Lors des deux premiers C2D, si l’on exclut l’appui budgétaire dit ciblé, qui concentre 21 % des deux enveloppes, et 2 % également dévolus à des études et à la réinsertion professionnelle des militaires démobilisés, les grands secteurs de répartition sont au nombre de six : infrastructures de transport, 20 % ; éducation, formation et emploi, 18 % ; développement urbain, eau et assainissement, 12 % ; agriculture, développement rural et environnement, 12 % ; santé et protection sociale, 9 % ; justice, 5 %. Le 3e C2D devrait ajouter à ces priorités celles du climat, des énergies renouvelables ou encore de l’État civil.

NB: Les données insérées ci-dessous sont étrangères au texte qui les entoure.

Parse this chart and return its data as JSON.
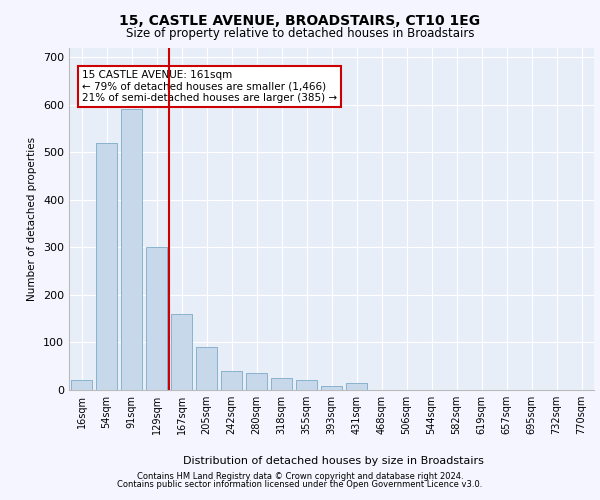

S’agissant du transport, explique l’AFD, « en 2012, les besoins de financement ont été évalués à 1 500 milliards de FCFA (2,3 milliards d’euros) pour la remise en état d’un réseau prioritaire d’environ 33 000 km. Il faut y ajouter environ 100 milliards de FCFA (150 millions d’euros) pour l’entretien annuel ». Dans les routes, les deux premiers programmes ont porté largement sur les routes interurbaines. À Abidjan, le 8 avril dernier, les travaux de rénovation du pont Félix-Houphouët-Boigny achevé en 1957 ont été lancés par Eiffage et Spie Batignolles avec un financement de 62,5 millions d’euros dans le cadre du 2e C2D. De même, dans l’eau à Abidjan, « seule 65 % de la population bénéficiait d’une connexion au réseau en 2014, et plus de 60 % des abonnés ne sont pas desservis en continu », précise-t-on à l’AFD. Ainsi, 30,5 millions d’euros sont dégagés pour mener des travaux de renforcement et d’extension du réseau d’eau potable et l’optimisation de l’utilisation de la ressource en eau de la capitale économique.